Resources Minister Madeleine King will accompany Mr Albanese to the Cabinet Room meeting, which will be attended by senior administration officials including Mr Sullivan, Mr Campbell, Mr Blinken, Defence Secretary Lloyd Austin, Special Climate Envoy John Kerry and US ambassador to Australia Caroline Kennedy.
Major announcements made by Mr Albanese in Washington this week, including the $6bn commitment to unlock critical minerals faster and Microsoft’s $5bn investment pledge supporting cyber security and data storage, have links to China’s aggressive cyber warfare operations and dominance over critical minerals and rare earths supply chains.
National Security Council strategic communications co-ordinator John Kirby on Wednesday (AEDT time) rejected suggestions that conflicts in the Middle East and Ukraine had shifted the Biden administration’s focus away from the Indo-Pacific region.
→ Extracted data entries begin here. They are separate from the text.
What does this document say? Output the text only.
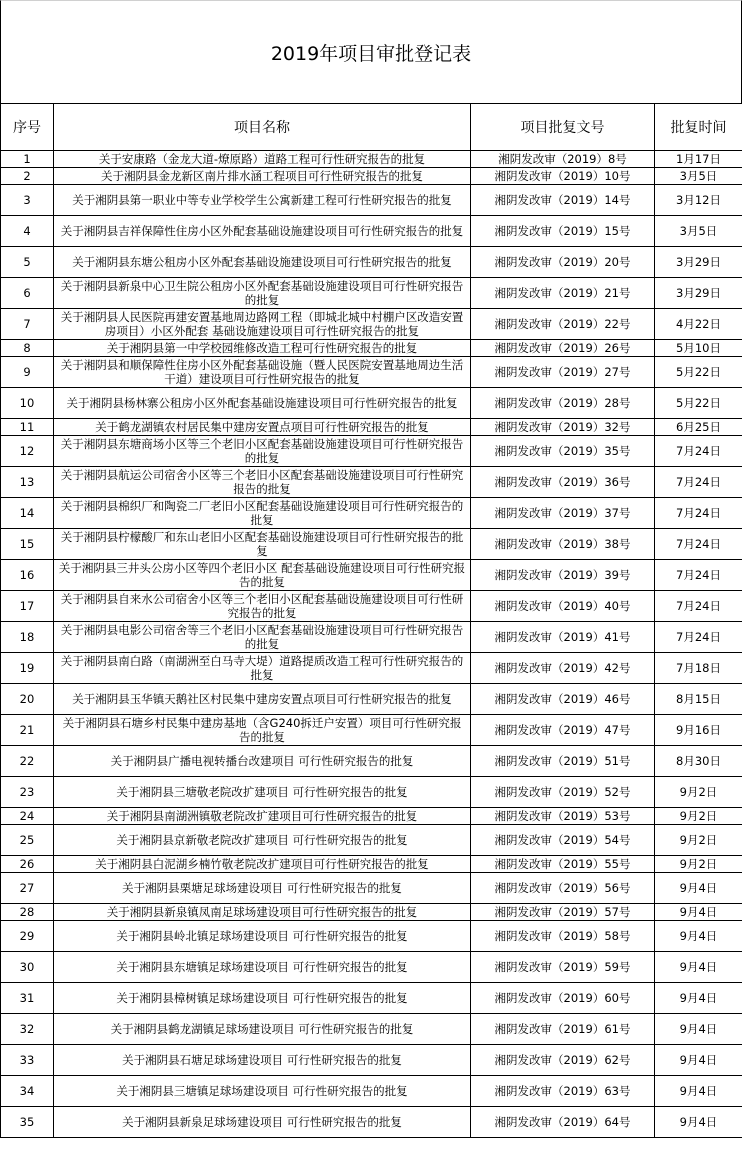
2019年项目审批登记表
序号	项目名称	项目批复文号	批复时间
1	关于安康路（金龙大道-燎原路）道路工程可行性研究报告的批复	湘阴发改审（2019）8号	1月17日
2	关于湘阴县金龙新区南片排水涵工程项目可行性研究报告的批复	湘阴发改审（2019）10号	3月5日
3	关于湘阴县第一职业中等专业学校学生公寓新建工程可行性研究报告的批复	湘阴发改审（2019）14号	3月12日
4	关于湘阴县吉祥保障性住房小区外配套基础设施建设项目可行性研究报告的批复	湘阴发改审（2019）15号	3月5日
5	关于湘阴县东塘公租房小区外配套基础设施建设项目可行性研究报告的批复	湘阴发改审（2019）20号	3月29日
6	关于湘阴县新泉中心卫生院公租房小区外配套基础设施建设项目可行性研究报告的批复	湘阴发改审（2019）21号	3月29日
7	关于湘阴县人民医院再建安置基地周边路网工程（即城北城中村棚户区改造安置房项目）小区外配套 基础设施建设项目可行性研究报告的批复	湘阴发改审（2019）22号	4月22日
8	关于湘阴县第一中学校园维修改造工程可行性研究报告的批复	湘阴发改审（2019）26号	5月10日
9	关于湘阴县和顺保障性住房小区外配套基础设施（暨人民医院安置基地周边生活干道）建设项目可行性研究报告的批复	湘阴发改审（2019）27号	5月22日
10	关于湘阴县杨林寨公租房小区外配套基础设施建设项目可行性研究报告的批复	湘阴发改审（2019）28号	5月22日
11	关于鹤龙湖镇农村居民集中建房安置点项目可行性研究报告的批复	湘阴发改审（2019）32号	6月25日
12	关于湘阴县东塘商场小区等三个老旧小区配套基础设施建设项目可行性研究报告的批复	湘阴发改审（2019）35号	7月24日
13	关于湘阴县航运公司宿舍小区等三个老旧小区配套基础设施建设项目可行性研究报告的批复	湘阴发改审（2019）36号	7月24日
14	关于湘阴县棉织厂和陶瓷二厂老旧小区配套基础设施建设项目可行性研究报告的批复	湘阴发改审（2019）37号	7月24日
15	关于湘阴县柠檬酸厂和东山老旧小区配套基础设施建设项目可行性研究报告的批复	湘阴发改审（2019）38号	7月24日
16	关于湘阴县三井头公房小区等四个老旧小区 配套基础设施建设项目可行性研究报告的批复	湘阴发改审（2019）39号	7月24日
17	关于湘阴县自来水公司宿舍小区等三个老旧小区配套基础设施建设项目可行性研究报告的批复	湘阴发改审（2019）40号	7月24日
18	关于湘阴县电影公司宿舍等三个老旧小区配套基础设施建设项目可行性研究报告的批复	湘阴发改审（2019）41号	7月24日
19	关于湘阴县南白路（南湖洲至白马寺大堤）道路提质改造工程可行性研究报告的批复	湘阴发改审（2019）42号	7月18日
20	关于湘阴县玉华镇天鹅社区村民集中建房安置点项目可行性研究报告的批复	湘阴发改审（2019）46号	8月15日
21	关于湘阴县石塘乡村民集中建房基地（含G240拆迁户安置）项目可行性研究报告的批复	湘阴发改审（2019）47号	9月16日
22	关于湘阴县广播电视转播台改建项目 可行性研究报告的批复	湘阴发改审（2019）51号	8月30日
23	关于湘阴县三塘敬老院改扩建项目 可行性研究报告的批复	湘阴发改审（2019）52号	9月2日
24	关于湘阴县南湖洲镇敬老院改扩建项目可行性研究报告的批复	湘阴发改审（2019）53号	9月2日
25	关于湘阴县京新敬老院改扩建项目 可行性研究报告的批复	湘阴发改审（2019）54号	9月2日
26	关于湘阴县白泥湖乡楠竹敬老院改扩建项目可行性研究报告的批复	湘阴发改审（2019）55号	9月2日
27	关于湘阴县栗塘足球场建设项目 可行性研究报告的批复	湘阴发改审（2019）56号	9月4日
28	关于湘阴县新泉镇凤南足球场建设项目可行性研究报告的批复	湘阴发改审（2019）57号	9月4日
29	关于湘阴县岭北镇足球场建设项目 可行性研究报告的批复	湘阴发改审（2019）58号	9月4日
30	关于湘阴县东塘镇足球场建设项目 可行性研究报告的批复	湘阴发改审（2019）59号	9月4日
31	关于湘阴县樟树镇足球场建设项目 可行性研究报告的批复	湘阴发改审（2019）60号	9月4日
32	关于湘阴县鹤龙湖镇足球场建设项目 可行性研究报告的批复	湘阴发改审（2019）61号	9月4日
33	关于湘阴县石塘足球场建设项目 可行性研究报告的批复	湘阴发改审（2019）62号	9月4日
34	关于湘阴县三塘镇足球场建设项目 可行性研究报告的批复	湘阴发改审（2019）63号	9月4日
35	关于湘阴县新泉足球场建设项目 可行性研究报告的批复	湘阴发改审（2019）64号	9月4日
Some US and Australian security hawks are anxious about the optics of Mr Albanese’s three-day visit to Beijing and Shanghai, which marks the 50th anniversary of Gough Whitlam’s visit to China and cessation of damaging trade bans.
Mr Kirby said: “President Biden believes it is important that we keep lines of communication open with China.”
“We view China as a strategic competitor.
“It’s a competition that we need to succeed in … We’re taking a holistic view of this relationship – more open lines of communication with China is a good thing.
“I’ve heard this speculation that because we’re so fixated on supporting Ukraine, and now, of course, we’re deeply involved in supporting Israel, that somehow we’re going to lose sight, or we’re going to lose focus on the Indo-Pacific.
“And I just gotta tell you, from my perspective, I just don’t see it.”
Another senior US administration official told reporters that President Biden was looking forward to “sharing notes and comparing details” with Mr Albanese about what the two leaders were seeing in relation to Mr Xi and China.
At a critical minerals industry roundtable meeting attended by Mr Albanese and Ms King, US Secretary of Commerce Gina Raimondo warned that China had a “head start” on critical minerals supply chains and could “cause a great deal of pain” if it cut off countries.